Split PDF files by bookmarks

Posted on 2016-02-05

Sejda is a Java library and command line utility for manipulating PDF files. It's the best solution I've been able to find for a free, CLI utility that can split PDF documents by bookmarks.

There are many websites and desktop applications, mostly non-free, for manipulating PDF files. Not many, however, offer the ability to split PDF files by bookmark. Adobe Acrobat does offer this capability, but it's much too heavy-weight for the simple tasks I'd like to perform.

PDF files are nice because they're portable and (relatively) tool-friendly (e.g. you can search PDF documents with pdfgrep), although not as Emacs-friendly as Info files. Emacs, however, cannot display large PDF files efficiently, because the default DocView mode has to render each page of the PDF document as an image.

The Common Lisp Recipes book weighs in at 755 pages, which is much too for DocView to handle. What to do? Well, we'll split the book by chapter.

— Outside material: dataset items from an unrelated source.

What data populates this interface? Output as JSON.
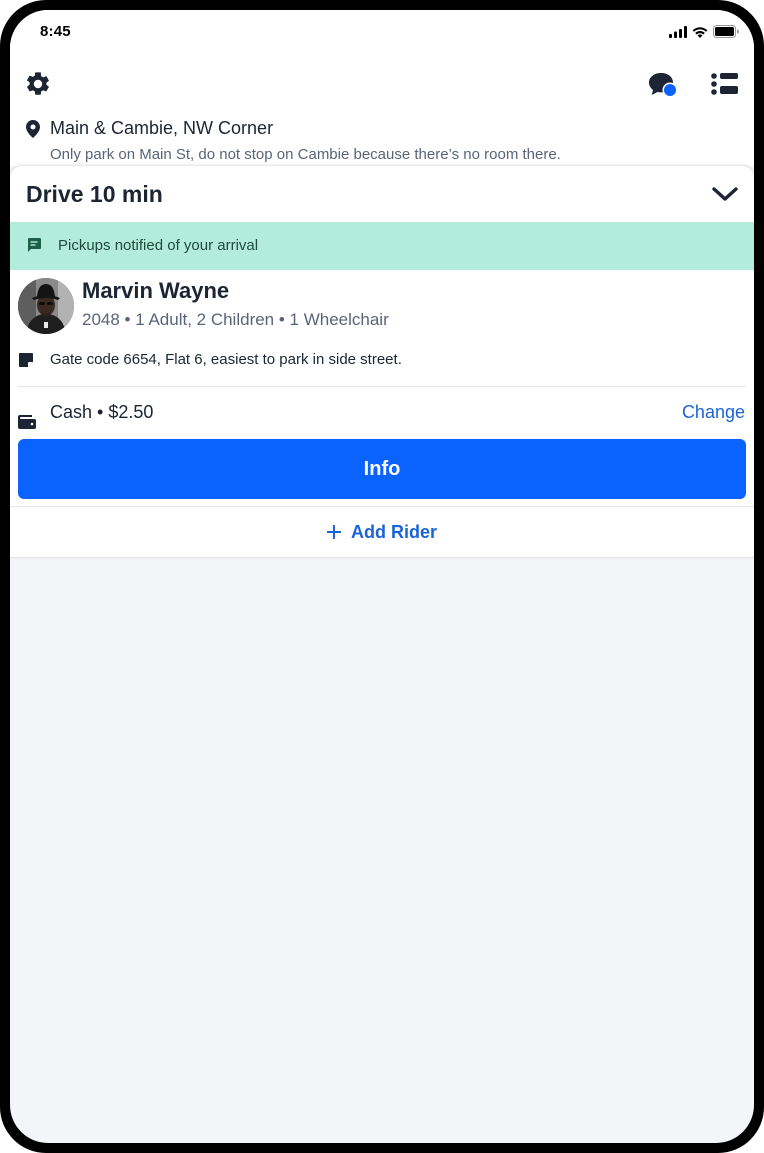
{
  "status_bar": {
    "time": "8:45",
    "icons": [
      "signal-icon",
      "wifi-icon",
      "battery-icon"
    ]
  },
  "header": {
    "icons": [
      "gear-icon",
      "chat-icon",
      "list-icon"
    ],
    "location": {
      "title": "Main & Cambie, NW Corner",
      "note": "Only park on Main St, do not stop on Cambie because there’s no room there."
    }
  },
  "card": {
    "title": "Drive 10 min",
    "banner": {
      "text": "Pickups notified of your arrival",
      "color": "#b4ecdc"
    },
    "rider": {
      "name": "Marvin Wayne",
      "details": "2048 • 1 Adult, 2 Children • 1 Wheelchair"
    },
    "note": "Gate code 6654, Flat 6, easiest to park in side street.",
    "payment": {
      "text": "Cash • $2.50",
      "change_label": "Change"
    },
    "info_button": "Info",
    "add_rider_label": "Add Rider"
  },
  "colors": {
    "accent": "#0a63ff",
    "link": "#1a63d8",
    "notification_dot": "#0a63ff",
    "text_primary": "#1d2433",
    "text_secondary": "#5a6478",
    "background": "#f4f5f9"
  }
}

First, give yourself execution permission on the file:

chmod +x bin/sejda-console

Next, check out the tutorial for available commands. We want splitbybookmarks, which

Splits a given pdf document before each page where exists a GoTo action in the document outline (bookmarks) at the specified level (optionally matching a provided regular expression).

The command we want is

sejda-console splitbybookmarks -f <file-name>.pdf -o <output-dir> -l 2 -e "(.*)([1-9I])(.+)" -p "[BOOKMARK_NAME_STRICT]"

Explanations of the command options:

-l <level> means split by bookmarks at <level>, in this case 2, which is the level for Common Lisp Recipes' chapters.
-e <regexp> means split only on bookmarks matching the <regexp>. ([1-9I]) means "bookmarks with names including a digit or the letter I", the letter "I" being the first letter of the "Index" chapter. The way that we have to specify regexp is a bit strange (having to use (.*) and (.+)).
-p <output-prefix-option> means to use an output prefix to name files. [BOOKMARK_NAME_STRICT] uses the bookmark (i.e. chapter) name, but strips out non-alphanumeric characters.